Ropa
Iran po raz kolejny ratuje Maduro
Według danych Refinitiv Eikon, na które powołuje się Reuters, pierwszy z trzech tankowców transportujących irańskie paliwo dla Wenezueli wpłynął wczoraj na jej wody terytorialne.
Na wzmocnienie więzi pomiędzy Iranem i Wenezuelą nieoceniony wpływ miał Donald Trump oraz sankcje jakie nałożył na obydwa kraje. Zaowocowały one rozwojem bilateralnych relacji handlowych, dotyczących m.in. ropy naftowej, paliw oraz wyposażenia dla rafinerii.

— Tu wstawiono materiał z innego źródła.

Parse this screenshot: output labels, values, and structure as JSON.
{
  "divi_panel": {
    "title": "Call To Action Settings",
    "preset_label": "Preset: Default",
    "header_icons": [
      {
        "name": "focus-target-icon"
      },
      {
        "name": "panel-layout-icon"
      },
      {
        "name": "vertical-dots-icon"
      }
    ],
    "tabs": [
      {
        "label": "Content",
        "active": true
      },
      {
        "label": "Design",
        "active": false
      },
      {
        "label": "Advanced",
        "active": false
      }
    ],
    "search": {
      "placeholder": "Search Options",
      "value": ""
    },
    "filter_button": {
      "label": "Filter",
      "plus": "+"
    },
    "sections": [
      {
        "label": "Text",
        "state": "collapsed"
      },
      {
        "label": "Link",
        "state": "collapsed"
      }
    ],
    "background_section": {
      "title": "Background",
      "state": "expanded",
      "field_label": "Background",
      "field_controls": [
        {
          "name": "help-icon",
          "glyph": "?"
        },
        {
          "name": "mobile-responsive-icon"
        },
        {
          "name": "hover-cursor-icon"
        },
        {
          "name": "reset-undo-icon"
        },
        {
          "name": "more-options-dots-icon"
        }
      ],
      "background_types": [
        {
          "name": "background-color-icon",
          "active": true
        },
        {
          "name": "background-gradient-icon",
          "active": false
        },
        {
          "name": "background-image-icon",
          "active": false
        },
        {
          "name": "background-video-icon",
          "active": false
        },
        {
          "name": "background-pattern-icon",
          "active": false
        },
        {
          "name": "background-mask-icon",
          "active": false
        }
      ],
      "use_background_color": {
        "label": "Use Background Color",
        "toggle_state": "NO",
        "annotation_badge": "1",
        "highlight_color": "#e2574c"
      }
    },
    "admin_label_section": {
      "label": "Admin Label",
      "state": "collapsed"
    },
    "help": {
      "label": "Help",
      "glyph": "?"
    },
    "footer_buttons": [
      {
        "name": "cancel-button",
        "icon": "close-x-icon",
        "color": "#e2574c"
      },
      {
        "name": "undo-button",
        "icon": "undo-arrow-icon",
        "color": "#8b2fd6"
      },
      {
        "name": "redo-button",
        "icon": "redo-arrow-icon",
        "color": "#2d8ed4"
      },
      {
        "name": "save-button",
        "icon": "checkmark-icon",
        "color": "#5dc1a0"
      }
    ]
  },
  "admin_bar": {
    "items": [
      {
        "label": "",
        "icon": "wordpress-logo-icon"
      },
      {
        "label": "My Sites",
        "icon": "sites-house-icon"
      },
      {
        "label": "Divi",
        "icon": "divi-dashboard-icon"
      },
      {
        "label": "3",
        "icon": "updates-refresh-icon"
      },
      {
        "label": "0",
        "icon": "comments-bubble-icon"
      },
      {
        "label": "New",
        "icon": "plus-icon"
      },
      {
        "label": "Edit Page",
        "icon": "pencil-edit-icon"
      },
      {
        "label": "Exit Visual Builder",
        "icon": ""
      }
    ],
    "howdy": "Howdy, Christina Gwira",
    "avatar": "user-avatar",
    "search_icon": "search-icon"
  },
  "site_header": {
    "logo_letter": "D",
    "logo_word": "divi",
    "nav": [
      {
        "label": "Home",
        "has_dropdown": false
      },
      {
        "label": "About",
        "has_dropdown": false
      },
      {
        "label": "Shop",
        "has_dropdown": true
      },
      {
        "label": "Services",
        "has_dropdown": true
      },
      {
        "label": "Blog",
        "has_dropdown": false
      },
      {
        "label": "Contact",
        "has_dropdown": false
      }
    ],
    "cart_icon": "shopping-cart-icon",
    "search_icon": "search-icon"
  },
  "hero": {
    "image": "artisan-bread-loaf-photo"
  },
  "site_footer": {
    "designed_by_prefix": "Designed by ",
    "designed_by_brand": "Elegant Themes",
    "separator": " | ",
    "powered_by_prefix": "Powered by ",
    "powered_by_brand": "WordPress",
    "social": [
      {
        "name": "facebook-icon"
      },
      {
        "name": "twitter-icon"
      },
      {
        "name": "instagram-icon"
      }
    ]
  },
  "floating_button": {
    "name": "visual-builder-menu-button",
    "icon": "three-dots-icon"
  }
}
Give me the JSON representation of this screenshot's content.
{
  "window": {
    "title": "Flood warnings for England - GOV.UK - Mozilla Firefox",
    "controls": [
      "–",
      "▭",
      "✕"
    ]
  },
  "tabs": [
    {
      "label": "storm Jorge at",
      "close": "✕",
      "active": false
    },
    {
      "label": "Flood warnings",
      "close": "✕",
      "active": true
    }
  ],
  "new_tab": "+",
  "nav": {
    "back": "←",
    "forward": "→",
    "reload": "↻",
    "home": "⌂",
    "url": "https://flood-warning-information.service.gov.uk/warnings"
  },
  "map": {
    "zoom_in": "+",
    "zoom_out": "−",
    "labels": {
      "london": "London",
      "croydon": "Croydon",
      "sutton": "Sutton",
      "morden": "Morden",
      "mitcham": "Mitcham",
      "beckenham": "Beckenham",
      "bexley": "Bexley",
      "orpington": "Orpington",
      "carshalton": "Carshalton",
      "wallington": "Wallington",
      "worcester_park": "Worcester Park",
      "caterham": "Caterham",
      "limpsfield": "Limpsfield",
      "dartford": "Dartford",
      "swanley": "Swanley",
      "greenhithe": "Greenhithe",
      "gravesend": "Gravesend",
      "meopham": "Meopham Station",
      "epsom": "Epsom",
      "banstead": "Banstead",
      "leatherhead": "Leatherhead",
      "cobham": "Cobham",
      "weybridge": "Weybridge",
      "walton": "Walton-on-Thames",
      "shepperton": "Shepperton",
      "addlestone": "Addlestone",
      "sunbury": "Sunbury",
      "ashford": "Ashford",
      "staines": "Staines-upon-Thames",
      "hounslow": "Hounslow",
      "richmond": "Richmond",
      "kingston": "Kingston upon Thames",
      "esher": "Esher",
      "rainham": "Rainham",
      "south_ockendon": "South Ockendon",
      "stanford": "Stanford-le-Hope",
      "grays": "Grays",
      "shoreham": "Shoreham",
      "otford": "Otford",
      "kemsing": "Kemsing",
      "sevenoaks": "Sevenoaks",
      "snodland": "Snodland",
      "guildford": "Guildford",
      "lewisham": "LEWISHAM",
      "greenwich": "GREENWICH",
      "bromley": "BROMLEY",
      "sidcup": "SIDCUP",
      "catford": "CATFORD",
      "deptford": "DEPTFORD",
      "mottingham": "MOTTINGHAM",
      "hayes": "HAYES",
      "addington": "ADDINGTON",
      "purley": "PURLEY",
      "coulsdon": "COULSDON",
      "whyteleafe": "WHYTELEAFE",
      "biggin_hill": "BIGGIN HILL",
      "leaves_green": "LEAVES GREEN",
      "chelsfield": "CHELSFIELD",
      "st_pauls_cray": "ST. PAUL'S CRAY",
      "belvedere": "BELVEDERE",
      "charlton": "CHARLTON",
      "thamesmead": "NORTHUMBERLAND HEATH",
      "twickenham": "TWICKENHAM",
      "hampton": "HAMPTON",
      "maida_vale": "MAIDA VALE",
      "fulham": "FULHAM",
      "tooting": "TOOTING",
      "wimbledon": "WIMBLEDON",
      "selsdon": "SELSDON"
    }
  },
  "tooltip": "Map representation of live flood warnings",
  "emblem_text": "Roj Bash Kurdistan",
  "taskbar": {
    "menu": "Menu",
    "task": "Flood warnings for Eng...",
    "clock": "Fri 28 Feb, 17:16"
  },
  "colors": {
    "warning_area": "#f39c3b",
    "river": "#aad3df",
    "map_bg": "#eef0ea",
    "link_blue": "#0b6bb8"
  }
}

Tankowiec Forest pod irańską banderą przewozi ok. 270 tys. ton paliwa z Bliskiego Wschodu. Wczoraj rano, czasu lokalnego, wpłynął on do wyłącznej strefy ekonomicznej Wenezueli, a następnie skierował się do portu El Palito. Statek pokonał Ocean Atlantycki oraz Morze Karaibskie bez żadnych przeszkód.
Tę samą trasę pokonują dwa kolejne tankowce - Faxon i Fortune - których Wenezuelczycy spodziewają się na początku października.
Tymczasem specjalny wysłannik USA do Wenezueli, Elliott Abrams powiedział Reutersowi kilka dni temu, że sankcje coraz skuteczniej odcinają Nicolasa Maduro od dochodów. Dzieje się tak dlatego, że jego zdaniem „Na całym świecie wiodące firmy przestrzegają naszych sankcji - działają odpowiedzialnie i przejrzyście. Doceniamy ich współpracę” - mówił.
Obostrzenia nie są jednak skuteczne w stu procentach, ponieważ jak widać po chwilowych turbulencjach dostawy irańskiego paliwa trwają w najlepsze. To wielkie wsparcie dla Maduro, ponieważ kraj pogrożony jest w dramatycznym kryzysie paliwowym.